An earlier version of the recently approved California State Education Department’s Mathematics Framework recommended that all students take Algebra I in ninth grade. The framework received harsh backlash, including from parents, academics, and policy experts—and a petition with nearly 6,000 signatories—and was later revised to acknowledge that some students may be able to take Algebra I in middle school. 

In 2021, the Virginia Mathematics Pathways Initiative (VMPI) included on its website proposed changes to end tracking in math courses through 10th grade before abruptly reversing course. 

“Don’t put down other kids who are really hard-working,” one concerned parent from Fairfax County, Virginia, told The Washington Post at the time. 

Belmont Public Schools, a Massachusetts district neighboring Cambridge, also reduced the number of advanced math options available for middle school students prior to the pandemic. 

Portland Public Schools in Oregon had similarly planned to remove advanced math courses from middle schools, but recently backed away from that plan, saying it wanted to study the issue more. 

And North Clackamas School District, outside Portland, Oregon, says on its math curriculum FAQ: “Any ability grouping in mathematics education is an inequitable structure that perpetuates privilege for a few and marginality for others.” 

Why detrack?

Detracking proponents contend their hope is to give all students opportunities to succeed—particularly demographic groups underrepresented in higher-tracked courses—without holding other groups of students back.

“I am not opposed to student advancement as long as the system for allowing that advancement does not systematically push Black and brown students out of higher-level mathematics,” Jo Boaler, a professor of mathematics education at Stanford University and a leading proponent of detracking, wrote in a recent op-ed.

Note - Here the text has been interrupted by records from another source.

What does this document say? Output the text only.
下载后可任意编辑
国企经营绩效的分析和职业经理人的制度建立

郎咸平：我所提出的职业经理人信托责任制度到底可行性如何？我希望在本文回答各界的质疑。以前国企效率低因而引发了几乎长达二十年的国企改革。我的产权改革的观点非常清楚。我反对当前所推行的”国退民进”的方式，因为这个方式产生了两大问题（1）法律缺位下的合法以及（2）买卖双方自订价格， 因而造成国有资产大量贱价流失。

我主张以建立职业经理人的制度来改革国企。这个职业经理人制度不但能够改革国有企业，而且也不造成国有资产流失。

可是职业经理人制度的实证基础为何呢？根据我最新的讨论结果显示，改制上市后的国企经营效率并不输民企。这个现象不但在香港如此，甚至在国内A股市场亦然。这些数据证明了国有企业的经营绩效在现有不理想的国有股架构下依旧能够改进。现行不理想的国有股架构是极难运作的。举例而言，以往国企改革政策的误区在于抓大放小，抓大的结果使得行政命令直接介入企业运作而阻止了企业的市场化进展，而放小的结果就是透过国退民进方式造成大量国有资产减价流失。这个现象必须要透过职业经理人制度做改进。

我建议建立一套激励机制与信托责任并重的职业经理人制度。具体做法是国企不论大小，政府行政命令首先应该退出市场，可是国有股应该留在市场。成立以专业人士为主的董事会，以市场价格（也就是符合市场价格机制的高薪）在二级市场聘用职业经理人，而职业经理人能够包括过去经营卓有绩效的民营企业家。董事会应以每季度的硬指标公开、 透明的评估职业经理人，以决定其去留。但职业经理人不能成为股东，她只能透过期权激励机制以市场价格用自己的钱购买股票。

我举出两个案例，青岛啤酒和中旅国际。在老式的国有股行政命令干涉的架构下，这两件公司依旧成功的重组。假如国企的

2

“Unfortunately, our current system operates in this way,” Boaler said. 

She cited a significant gap among those who finish high school calculus. While 18 percent of white students completed high school calculus in 2019, the share for black and Hispanic students was only 6 and 9 percent, respectively, per data from the National Center for Education Statistics. Asian students completed calculus at a far higher rate than any other racial group, with 46 percent completing the course.  

“The problem historically with tracking is that once you’re in a track, you stay in the track,” Robert Pondiscio, a senior fellow at the American Enterprise Institute and former fifth-grade teacher, tells The Dispatch.

“You had the phenomenon of black and brown students being put in lower tracks with no hope of ever escaping,” Pondiscio says, which “obviously is a problem and must be eliminated.” 

But he proposes a different solution: “Put your best teachers working with the lowest ability groups.” Many advocates refer to that term as “ability grouping.” Such a practice allows for flexibility, as opposed to rigid divides between high and low achievers. 

“In other words, just because you’re in the low-ability group this year, this unit, doesn’t mean that you don’t have the opportunity to kind of escape that in the future,” Pondiscio says.

Detracking pitfalls.

When schools detrack their curricula, that can intensify “disparate level of skills in the same classroom,” Pondiscio says. “What you end up doing as a practical matter is pitching your instruction either at the middle, or frankly, below the middle, to bring as many students along as you can.”

As a result, some parents say their children’s education is less rigorous than it should be and for supplemental education. “I have to get tutoring, like all the private school students, to help him,” one CPS parent recently told The Boston Globe

Naturally, not all families can afford a supplementary education for their children, which can lead to an income disparity in public school education itself.

“The students who are able to jump into a higher level math class are students from better-resourced backgrounds,” said another CPS parent.

“The idea that you can somehow pull these levers and get everybody to the same level is the type of thing that sounds good in theory, but seldom works out in practice,” says Pondiscio.